Suthan has seen how education can open conversations to create change in her own family. When she first told her parents — who lived through the Sri Lankan Civil War — that she wanted to pursue a career in psychology, they had negative feelings about her working in mental health. But, knowing her parents' story about leaving their country because of a war and relocating nearly 10,000 miles away with nothing but hope for a better life, puts things in perspective. “Honestly, it helps me understand why mental health was put on the back burner for them. It was just about survival — it’s hard to think beyond that when your basic needs aren’t being met. Many people from South Asian communities have this type of trauma,” Suthan says. “But once things have stabilized, there is an opportunity to go beyond the physical needs.”
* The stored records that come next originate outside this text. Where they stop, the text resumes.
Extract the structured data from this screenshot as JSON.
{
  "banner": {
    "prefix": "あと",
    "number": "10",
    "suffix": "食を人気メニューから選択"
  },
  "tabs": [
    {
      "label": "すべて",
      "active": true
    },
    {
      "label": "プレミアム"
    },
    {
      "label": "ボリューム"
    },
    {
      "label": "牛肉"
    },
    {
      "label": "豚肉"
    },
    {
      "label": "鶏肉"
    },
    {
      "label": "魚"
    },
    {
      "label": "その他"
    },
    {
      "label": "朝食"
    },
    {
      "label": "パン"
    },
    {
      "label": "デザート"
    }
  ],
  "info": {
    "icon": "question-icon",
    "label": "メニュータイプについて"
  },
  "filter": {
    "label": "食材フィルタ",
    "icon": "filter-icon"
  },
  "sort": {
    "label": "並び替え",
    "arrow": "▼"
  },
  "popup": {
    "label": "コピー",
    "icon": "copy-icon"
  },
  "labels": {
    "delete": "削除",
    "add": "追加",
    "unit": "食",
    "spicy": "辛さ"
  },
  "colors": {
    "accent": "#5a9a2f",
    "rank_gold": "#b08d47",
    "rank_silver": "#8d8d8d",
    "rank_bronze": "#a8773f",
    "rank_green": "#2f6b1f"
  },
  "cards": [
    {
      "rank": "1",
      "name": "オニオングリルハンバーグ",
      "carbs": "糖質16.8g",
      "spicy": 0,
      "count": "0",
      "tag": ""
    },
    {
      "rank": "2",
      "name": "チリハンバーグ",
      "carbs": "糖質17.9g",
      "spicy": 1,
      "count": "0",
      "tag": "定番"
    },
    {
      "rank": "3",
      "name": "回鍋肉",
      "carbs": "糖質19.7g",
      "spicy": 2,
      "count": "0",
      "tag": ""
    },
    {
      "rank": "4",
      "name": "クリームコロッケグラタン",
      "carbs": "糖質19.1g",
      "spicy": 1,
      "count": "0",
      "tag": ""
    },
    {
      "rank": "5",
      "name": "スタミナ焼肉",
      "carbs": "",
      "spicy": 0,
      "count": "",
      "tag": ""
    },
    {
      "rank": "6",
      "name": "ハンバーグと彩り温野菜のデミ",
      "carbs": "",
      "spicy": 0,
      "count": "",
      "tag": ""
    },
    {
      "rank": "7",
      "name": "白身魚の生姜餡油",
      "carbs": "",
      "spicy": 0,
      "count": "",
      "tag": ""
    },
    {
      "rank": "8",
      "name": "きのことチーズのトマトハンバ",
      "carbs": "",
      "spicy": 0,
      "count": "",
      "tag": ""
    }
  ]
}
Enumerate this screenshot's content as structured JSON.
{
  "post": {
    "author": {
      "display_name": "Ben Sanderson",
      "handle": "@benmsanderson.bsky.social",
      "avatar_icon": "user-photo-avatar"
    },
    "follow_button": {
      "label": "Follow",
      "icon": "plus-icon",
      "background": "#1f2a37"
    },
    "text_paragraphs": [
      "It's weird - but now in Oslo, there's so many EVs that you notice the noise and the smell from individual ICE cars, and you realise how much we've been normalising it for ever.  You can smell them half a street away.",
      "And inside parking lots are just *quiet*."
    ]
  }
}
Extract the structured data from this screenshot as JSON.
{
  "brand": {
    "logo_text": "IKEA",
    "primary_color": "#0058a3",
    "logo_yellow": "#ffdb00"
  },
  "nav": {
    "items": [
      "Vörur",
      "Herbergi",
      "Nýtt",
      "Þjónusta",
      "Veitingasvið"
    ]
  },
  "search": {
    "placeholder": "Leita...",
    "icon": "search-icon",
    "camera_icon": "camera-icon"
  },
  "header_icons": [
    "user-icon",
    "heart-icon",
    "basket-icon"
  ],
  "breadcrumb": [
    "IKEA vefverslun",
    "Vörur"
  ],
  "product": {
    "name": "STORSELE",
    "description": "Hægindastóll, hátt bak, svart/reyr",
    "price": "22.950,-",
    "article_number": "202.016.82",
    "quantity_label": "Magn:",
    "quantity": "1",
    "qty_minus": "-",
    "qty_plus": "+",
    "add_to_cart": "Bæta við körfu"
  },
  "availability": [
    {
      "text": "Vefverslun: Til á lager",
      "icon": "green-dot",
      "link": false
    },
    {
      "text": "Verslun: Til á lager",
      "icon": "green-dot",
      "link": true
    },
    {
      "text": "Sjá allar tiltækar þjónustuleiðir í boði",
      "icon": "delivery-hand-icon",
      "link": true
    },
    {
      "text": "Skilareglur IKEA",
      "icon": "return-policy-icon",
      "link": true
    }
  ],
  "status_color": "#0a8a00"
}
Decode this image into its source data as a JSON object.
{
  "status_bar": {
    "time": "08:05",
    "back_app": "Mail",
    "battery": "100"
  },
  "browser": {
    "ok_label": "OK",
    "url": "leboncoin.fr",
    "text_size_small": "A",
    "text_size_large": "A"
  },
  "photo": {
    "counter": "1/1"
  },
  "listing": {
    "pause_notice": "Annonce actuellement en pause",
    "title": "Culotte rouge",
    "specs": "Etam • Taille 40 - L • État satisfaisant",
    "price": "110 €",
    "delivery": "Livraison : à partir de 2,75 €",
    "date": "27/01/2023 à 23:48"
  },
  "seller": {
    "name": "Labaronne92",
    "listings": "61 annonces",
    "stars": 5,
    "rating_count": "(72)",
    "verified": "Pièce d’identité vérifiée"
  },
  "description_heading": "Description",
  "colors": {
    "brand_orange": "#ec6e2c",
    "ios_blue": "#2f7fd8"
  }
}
Now, Suthan says her mother sends her journal and magazine clippings about careers in suicide prevention and mental health. “It was once a topic that wasn’t discussed and now she is sending me articles and making comments on how interesting they are. She is now my biggest supporter. And my father, even though he was skeptical when I first chose this career path, is one of my biggest cheerleaders,” she says.
Suthan says she has hopes that educating the South Asian American community in a way that embraces cultural awareness will open doors for more South Asian therapists, more research studies and an increased acceptance of mental health needs.
These would all help to realize the ultimate goal of suicide prevention. “I love my community and I come from some very resilient people. But, even when we don’t talk about it, trauma still exists,” she says. “Imagine how much better life would be if we took care of each other now — before it is too late.”